Il regista di Silvi primo nella sezione Diversità e col team abruzzese porta “Zamuner”

SILVI. La storia di Barak e dei suoi compagni di scuola nello slum di Korogocho (Kenia) raccontata dal regista abruzzese Davide Lupinetti nel docufilm “Under the water” brilla alla Mostra del cinema di Venezia: primo premio nella sezione Diversitá come valore.
Il riconoscimento internazionale corona il sogno del giovane professionista teramano e della sua squadra di lavoro composta dai conterranei Marco Cordone fotoreporter, Pietro Albino Di Pasquale sceneggiatore, Vincenzo D’Eugenio al montaggio. Emozioni al quadrato per Lupinetti presente a Venezia 77 anche con il suo fim dedicato al campione mondiale di canoa 2008 Nicola Zamuner, presentato in anteprima al Lido nello spazio della Regione Veneto.

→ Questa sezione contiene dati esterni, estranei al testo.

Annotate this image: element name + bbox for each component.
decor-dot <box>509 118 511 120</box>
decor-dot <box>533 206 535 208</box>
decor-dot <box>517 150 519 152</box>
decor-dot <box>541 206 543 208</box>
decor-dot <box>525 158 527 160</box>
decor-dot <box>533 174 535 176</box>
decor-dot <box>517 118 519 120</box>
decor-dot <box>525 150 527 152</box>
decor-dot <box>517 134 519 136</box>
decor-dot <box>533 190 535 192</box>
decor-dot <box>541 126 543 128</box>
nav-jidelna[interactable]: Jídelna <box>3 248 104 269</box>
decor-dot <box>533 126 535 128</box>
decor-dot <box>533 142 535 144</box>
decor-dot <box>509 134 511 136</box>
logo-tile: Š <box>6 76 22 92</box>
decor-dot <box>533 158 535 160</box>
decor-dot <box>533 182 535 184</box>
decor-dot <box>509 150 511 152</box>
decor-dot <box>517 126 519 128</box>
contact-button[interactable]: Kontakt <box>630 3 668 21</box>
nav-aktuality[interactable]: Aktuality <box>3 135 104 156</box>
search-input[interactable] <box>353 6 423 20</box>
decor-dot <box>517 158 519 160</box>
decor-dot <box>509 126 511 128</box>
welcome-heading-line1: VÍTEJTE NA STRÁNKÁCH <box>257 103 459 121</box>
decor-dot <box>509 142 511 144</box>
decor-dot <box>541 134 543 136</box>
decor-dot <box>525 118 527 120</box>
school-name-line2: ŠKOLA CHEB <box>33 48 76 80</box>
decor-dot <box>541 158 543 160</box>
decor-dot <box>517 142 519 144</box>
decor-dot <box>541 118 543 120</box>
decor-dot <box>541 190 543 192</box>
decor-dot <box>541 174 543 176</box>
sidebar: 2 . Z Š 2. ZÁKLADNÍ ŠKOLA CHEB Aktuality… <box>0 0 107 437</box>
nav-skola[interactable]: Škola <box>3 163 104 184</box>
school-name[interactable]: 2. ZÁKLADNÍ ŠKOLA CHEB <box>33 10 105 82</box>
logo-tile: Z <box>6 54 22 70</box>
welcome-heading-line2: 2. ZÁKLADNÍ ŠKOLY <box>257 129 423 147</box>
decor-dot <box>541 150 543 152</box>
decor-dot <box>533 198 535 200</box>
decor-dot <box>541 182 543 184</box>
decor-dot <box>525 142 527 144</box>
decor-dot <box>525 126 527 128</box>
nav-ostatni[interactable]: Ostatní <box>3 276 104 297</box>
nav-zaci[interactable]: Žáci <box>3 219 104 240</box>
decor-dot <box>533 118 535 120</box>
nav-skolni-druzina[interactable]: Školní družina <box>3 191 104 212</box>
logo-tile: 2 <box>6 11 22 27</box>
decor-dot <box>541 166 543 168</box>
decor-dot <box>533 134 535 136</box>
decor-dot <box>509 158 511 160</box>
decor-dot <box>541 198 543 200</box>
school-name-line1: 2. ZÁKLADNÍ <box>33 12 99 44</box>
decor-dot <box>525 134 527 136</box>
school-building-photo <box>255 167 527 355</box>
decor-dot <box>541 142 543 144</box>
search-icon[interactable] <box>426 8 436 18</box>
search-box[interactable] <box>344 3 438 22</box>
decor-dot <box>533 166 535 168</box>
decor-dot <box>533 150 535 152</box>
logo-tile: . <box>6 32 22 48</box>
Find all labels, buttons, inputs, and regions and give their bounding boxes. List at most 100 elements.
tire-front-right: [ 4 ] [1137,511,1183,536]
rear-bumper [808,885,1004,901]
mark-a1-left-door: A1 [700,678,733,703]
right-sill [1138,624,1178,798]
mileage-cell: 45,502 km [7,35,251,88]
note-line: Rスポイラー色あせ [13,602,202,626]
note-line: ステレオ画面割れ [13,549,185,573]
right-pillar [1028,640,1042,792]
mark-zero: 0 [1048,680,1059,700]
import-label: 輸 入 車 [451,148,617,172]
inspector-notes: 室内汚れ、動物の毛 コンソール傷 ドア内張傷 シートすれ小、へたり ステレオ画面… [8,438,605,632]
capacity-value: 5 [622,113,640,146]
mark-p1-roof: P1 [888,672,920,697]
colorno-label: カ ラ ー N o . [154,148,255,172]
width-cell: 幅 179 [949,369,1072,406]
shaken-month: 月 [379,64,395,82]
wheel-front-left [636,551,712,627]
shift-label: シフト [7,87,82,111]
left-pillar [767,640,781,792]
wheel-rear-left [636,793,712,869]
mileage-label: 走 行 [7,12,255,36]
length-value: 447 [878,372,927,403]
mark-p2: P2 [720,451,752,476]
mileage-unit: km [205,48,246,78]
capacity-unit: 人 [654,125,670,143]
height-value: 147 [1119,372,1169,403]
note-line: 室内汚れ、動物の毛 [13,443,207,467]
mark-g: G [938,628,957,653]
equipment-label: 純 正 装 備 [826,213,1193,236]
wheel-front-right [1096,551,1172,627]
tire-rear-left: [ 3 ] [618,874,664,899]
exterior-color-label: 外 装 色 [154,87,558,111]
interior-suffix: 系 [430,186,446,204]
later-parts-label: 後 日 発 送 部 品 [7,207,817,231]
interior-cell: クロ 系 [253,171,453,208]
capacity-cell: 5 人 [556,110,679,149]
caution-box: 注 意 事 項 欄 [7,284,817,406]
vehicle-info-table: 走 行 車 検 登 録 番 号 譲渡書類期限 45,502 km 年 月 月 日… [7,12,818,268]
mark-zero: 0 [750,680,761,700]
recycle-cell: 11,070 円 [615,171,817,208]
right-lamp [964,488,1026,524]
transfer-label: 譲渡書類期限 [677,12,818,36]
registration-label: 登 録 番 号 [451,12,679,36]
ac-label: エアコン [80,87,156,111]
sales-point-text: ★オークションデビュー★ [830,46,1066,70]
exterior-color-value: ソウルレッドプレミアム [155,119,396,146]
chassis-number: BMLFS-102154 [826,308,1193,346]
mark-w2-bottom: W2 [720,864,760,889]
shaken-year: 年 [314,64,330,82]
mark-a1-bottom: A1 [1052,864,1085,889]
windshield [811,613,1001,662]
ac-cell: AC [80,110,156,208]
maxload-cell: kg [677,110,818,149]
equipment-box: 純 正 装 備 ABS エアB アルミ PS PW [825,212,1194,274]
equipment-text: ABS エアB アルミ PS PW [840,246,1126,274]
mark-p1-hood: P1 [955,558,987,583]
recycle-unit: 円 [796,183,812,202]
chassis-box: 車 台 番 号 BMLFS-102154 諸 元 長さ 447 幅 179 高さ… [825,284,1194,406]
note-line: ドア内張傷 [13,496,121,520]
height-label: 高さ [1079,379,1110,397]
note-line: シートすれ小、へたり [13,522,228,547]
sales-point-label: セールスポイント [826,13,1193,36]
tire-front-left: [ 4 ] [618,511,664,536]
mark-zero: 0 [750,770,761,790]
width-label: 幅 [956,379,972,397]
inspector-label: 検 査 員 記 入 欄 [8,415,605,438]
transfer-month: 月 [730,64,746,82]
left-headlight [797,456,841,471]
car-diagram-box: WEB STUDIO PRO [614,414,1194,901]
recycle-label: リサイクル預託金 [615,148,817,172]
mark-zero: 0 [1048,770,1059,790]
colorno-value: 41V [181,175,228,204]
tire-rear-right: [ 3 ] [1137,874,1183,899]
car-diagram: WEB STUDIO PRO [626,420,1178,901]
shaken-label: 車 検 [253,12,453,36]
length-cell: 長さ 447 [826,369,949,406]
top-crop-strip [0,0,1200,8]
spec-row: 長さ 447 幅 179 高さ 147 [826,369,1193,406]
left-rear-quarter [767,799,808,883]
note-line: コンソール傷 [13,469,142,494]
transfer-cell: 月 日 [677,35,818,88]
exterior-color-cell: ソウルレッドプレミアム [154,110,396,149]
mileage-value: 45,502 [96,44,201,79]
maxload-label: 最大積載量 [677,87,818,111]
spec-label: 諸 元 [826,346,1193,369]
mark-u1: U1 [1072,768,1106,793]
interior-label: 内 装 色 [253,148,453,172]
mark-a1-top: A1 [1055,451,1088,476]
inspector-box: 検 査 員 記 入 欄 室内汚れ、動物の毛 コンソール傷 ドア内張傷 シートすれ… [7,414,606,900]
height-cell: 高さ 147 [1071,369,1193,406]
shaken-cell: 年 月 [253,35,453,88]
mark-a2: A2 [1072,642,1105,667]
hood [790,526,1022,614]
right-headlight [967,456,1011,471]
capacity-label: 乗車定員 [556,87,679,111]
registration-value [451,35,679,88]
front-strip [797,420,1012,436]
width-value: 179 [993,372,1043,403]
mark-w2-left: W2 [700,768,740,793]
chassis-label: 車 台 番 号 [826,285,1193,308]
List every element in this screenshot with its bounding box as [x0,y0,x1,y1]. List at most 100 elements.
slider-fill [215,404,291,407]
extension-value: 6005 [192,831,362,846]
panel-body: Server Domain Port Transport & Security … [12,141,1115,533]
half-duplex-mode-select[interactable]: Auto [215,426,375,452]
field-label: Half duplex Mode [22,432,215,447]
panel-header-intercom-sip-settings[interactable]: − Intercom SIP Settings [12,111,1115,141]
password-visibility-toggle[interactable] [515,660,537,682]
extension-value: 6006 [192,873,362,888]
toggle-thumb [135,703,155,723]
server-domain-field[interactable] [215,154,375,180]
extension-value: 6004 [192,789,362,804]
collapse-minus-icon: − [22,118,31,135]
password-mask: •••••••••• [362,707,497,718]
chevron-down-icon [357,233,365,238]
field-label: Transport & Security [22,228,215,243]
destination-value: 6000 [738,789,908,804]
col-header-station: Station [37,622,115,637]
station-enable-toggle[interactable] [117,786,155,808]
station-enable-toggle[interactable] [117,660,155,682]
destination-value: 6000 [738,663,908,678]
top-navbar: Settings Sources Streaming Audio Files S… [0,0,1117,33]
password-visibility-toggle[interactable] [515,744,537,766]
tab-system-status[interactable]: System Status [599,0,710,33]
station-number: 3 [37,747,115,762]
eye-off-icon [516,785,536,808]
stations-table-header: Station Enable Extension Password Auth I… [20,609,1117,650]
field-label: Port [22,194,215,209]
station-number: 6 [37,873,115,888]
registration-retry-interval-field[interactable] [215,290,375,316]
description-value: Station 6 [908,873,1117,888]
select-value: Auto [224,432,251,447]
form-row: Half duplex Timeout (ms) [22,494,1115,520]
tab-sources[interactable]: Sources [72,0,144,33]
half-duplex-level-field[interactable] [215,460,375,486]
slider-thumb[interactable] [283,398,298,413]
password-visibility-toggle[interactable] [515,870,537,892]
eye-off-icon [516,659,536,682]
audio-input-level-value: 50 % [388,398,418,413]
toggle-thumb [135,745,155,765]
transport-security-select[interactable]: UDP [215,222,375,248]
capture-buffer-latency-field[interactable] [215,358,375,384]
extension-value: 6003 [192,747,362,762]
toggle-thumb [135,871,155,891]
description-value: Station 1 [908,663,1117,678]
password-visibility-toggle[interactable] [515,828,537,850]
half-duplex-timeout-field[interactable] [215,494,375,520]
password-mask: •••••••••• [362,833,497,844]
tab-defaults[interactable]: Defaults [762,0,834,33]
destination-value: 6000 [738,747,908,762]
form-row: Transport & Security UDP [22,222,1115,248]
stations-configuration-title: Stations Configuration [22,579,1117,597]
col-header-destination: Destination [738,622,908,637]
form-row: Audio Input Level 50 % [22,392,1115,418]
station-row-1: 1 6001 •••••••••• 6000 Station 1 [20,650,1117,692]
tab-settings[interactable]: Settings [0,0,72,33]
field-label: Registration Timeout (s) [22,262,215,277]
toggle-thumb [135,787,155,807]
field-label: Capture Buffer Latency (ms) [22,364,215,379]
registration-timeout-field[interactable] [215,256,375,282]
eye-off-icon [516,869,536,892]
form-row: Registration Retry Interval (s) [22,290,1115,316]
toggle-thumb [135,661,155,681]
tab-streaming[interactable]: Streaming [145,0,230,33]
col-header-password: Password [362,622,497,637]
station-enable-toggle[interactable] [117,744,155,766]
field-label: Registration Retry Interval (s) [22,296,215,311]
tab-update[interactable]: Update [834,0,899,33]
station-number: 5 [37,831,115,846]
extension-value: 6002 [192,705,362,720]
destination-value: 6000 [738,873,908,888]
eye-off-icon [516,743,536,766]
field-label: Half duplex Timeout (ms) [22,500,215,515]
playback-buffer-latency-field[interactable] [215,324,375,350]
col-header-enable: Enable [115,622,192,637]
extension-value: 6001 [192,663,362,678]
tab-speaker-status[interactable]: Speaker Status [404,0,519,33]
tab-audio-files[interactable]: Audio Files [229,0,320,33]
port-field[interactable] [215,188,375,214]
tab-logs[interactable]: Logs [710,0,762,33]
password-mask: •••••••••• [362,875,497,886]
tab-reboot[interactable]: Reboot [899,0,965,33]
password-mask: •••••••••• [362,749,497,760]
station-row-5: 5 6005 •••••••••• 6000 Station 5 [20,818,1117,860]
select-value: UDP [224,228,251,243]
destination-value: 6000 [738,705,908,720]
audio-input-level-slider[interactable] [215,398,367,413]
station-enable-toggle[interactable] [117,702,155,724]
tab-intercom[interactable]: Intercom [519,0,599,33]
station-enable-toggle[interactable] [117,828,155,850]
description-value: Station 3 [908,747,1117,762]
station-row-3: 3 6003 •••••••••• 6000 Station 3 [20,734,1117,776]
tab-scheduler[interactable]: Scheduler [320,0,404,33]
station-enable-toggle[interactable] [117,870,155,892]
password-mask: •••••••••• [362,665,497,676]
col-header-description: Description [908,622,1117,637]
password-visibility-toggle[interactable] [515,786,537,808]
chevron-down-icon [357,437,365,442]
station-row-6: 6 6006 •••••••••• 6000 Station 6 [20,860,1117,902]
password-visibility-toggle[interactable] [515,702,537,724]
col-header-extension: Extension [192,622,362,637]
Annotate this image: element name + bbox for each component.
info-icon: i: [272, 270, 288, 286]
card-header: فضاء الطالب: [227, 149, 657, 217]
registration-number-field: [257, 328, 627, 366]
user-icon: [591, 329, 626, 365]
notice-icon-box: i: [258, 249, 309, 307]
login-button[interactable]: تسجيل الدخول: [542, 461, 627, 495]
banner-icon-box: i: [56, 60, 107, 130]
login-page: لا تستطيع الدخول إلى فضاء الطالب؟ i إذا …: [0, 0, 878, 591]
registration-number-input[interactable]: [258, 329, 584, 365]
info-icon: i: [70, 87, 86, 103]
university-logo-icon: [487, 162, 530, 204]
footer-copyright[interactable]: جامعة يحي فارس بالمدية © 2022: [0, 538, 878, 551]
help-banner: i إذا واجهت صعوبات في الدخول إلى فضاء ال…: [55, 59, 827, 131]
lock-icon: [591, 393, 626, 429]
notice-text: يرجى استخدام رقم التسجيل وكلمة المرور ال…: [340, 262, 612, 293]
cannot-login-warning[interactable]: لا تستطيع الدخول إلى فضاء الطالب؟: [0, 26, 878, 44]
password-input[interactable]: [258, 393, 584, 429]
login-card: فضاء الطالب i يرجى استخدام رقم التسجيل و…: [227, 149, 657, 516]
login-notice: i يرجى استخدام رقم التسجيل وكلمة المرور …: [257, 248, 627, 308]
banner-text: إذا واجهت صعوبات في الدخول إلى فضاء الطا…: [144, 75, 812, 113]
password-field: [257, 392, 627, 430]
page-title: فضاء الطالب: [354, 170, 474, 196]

Realizzato grazie alla Treviso Film Commission e finito di girare nei giorni scorsi , il corto “Nicola Zamuner: dalle Dolomiti a Venezia” racconta l'impresa sportiva del campione travigiano e svela inedite meraviglie venete. «Un doppio sogno essere presente al festival di Venezia con ben due film», commenta emozionato Davide Lupinetti, 26enne originario di Silvi, di ritorno in Abruzzo dal Lido. «Difficile descrivere ciò che rappresenta il premio a “Under the water” se penso all’origine di questa storia. Il nostro sogno é di vedere Barak tornare a camminare e per questo continueremo a batterci raccogliendo fondi nelle scuole e dovunque dove mostreremo il nostro film, un invito all'inclusione e all'integrazione». Autoprodotto dalla piccola casa di produzione abruzzese Storyrec e di recente premiato come miglior documentario al NapoliNord Film Festival 2020, “Under The Water” è girato a Korogocho, una delle tante baraccopoli di Nairobi, e terminato in gennaio poco prima della pandemia da coronavirus.
In otto minuti si racconta una giornata tipo in uno degli slum più poveri del terzo mondo. L’ambiente precario e la discarica di Dandora che sorge proprio alle porte dello slum di Korogocho fanno da sfondo alla storia di Barack, un ragazzo di 9 anni che nonostante la (reversibile) disabilità motoria riesce a vivere alla pari dei suoi compagni. «Un ringraziamento speciale va anche alla scuola dello slum», continua Lupinetti, «dove ci hanno accolto e sostenuti con entusiasmo nelle riprese».